TRINITY, N.C.–The divestiture of manufacturing operations in Europe and discontinued manufacturing in Brazil led to a $4.5 million net loss for Sealy in the fourth quarter, which ended on Nov. 28.
These moves hurt the mattress manufacturer’s bottom line to the tune of more than $7.9 million, and contrasted to net income of $2.6 million in the fourth quarter of last year. Counting only continuing operations, Sealy’s fourth-quarter net would have increased by 24 percent, thanks to the company’s efforts at reducing expenses and increasing operational efficiencies.
These initiatives slimmed selling, general and administrative expenses by 5.5 percent on a dollar basis and 207 basis points as a percentage of sales to 33.4 percent. Also, they boosted gross margin by 35 basis points to 41.4 percent.
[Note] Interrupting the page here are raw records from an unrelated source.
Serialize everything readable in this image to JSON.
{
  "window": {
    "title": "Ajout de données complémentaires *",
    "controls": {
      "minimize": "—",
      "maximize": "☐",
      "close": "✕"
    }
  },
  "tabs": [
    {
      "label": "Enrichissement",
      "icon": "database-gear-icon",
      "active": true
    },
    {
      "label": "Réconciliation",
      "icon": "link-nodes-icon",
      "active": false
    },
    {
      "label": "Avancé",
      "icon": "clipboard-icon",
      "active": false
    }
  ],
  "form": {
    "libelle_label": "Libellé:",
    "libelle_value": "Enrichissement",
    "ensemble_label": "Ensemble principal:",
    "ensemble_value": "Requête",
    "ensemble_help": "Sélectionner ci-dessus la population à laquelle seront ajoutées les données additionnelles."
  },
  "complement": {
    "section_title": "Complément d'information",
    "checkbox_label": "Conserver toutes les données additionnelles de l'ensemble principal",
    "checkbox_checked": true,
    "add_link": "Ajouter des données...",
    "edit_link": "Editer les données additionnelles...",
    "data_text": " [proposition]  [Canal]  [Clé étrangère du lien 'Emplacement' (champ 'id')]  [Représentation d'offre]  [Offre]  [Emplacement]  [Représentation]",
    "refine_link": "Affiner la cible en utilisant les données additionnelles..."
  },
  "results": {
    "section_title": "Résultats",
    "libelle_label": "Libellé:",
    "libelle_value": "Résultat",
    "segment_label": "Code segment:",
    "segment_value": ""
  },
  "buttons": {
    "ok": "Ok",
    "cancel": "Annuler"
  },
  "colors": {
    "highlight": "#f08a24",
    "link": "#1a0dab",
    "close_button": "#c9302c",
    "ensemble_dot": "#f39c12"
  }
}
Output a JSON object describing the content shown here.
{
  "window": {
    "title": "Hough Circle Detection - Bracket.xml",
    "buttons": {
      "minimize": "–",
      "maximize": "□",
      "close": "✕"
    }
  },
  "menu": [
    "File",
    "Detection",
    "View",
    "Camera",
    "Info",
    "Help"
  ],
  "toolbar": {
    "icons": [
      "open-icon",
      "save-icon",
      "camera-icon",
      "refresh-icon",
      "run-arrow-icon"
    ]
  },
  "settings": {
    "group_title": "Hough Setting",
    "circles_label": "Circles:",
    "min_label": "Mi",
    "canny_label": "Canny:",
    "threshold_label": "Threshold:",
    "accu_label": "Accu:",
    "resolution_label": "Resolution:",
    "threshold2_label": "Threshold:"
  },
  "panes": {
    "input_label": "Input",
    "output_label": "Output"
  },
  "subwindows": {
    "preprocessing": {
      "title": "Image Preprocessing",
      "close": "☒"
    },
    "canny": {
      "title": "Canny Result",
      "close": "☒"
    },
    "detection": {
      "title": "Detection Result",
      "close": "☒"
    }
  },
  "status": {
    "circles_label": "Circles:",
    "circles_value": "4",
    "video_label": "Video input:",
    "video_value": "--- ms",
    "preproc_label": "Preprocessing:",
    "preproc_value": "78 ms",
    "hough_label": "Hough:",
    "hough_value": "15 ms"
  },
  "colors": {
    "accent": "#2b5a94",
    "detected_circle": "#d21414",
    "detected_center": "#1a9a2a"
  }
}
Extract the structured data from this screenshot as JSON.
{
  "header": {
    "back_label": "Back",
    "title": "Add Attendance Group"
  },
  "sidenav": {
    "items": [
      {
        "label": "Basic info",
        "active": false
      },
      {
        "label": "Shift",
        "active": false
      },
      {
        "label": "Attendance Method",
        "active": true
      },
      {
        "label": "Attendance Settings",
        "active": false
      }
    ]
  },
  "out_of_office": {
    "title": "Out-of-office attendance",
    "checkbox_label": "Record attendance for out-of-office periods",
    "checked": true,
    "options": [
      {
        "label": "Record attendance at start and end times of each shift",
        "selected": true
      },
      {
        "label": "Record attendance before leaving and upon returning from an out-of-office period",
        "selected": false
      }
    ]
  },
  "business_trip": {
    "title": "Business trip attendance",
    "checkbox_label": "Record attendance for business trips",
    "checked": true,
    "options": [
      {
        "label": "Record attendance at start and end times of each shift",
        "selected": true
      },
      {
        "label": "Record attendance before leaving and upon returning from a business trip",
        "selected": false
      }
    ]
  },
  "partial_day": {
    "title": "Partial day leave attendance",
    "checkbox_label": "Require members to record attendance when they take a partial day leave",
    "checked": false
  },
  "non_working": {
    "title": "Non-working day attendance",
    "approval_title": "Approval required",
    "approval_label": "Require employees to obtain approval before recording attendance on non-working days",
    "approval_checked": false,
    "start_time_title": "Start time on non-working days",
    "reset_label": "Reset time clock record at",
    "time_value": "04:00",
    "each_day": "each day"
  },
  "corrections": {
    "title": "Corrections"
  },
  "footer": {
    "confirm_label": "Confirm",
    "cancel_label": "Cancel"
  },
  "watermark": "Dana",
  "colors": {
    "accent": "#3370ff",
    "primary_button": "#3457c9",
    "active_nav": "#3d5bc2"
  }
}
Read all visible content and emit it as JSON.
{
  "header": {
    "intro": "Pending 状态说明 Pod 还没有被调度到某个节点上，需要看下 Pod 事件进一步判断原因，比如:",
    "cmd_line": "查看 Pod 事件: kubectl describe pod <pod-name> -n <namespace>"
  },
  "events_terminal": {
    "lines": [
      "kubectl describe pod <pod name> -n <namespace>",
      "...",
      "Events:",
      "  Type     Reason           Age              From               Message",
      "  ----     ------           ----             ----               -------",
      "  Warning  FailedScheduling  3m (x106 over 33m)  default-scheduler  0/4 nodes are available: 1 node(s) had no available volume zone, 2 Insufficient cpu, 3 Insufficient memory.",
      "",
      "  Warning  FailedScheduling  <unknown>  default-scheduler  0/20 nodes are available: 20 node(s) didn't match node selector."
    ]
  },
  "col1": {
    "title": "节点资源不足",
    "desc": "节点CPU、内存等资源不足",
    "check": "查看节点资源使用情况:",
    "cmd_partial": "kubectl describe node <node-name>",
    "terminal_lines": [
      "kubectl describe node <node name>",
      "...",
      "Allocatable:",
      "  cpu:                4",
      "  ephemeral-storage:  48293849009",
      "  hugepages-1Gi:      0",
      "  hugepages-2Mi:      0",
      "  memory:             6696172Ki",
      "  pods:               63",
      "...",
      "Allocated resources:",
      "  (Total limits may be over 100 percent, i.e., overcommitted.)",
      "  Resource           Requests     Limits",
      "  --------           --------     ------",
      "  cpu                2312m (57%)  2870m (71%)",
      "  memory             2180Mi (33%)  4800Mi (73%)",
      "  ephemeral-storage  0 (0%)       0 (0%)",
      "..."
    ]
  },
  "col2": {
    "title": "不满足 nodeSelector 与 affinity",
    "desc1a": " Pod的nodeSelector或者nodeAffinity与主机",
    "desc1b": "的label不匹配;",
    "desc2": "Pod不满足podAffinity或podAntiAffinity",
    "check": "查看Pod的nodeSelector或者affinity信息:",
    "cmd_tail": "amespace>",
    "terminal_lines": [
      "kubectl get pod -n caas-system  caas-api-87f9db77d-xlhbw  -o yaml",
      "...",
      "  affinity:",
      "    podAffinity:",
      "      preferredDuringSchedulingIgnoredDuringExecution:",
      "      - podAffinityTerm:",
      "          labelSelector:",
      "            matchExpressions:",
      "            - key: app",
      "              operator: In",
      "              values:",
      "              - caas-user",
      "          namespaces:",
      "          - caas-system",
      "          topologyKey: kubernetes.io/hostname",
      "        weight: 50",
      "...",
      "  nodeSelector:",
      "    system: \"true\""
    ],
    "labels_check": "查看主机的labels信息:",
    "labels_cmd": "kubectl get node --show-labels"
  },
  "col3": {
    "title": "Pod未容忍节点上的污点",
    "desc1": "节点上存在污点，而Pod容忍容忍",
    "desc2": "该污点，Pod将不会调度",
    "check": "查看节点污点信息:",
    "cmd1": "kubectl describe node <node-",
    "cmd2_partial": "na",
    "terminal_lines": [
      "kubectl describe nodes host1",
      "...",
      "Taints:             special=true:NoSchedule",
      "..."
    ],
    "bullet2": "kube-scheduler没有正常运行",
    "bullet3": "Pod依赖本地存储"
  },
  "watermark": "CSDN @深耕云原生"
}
Net sales in the quarter edged up 0.4 percent to $296.6 million, which included a dropoff of 3.6 percent in U.S. sales.
For the fiscal year as a whole, Sealy reported a net loss of $13.7 million, again owing to the discontinued operations, as opposed to net income of $13.5 million in the prior fiscal year. Factoring continuing operations only, income rose 7.9 percent to $24.7 million. Net sales for the fiscal year increased 3.8 percent to $1.2 billion.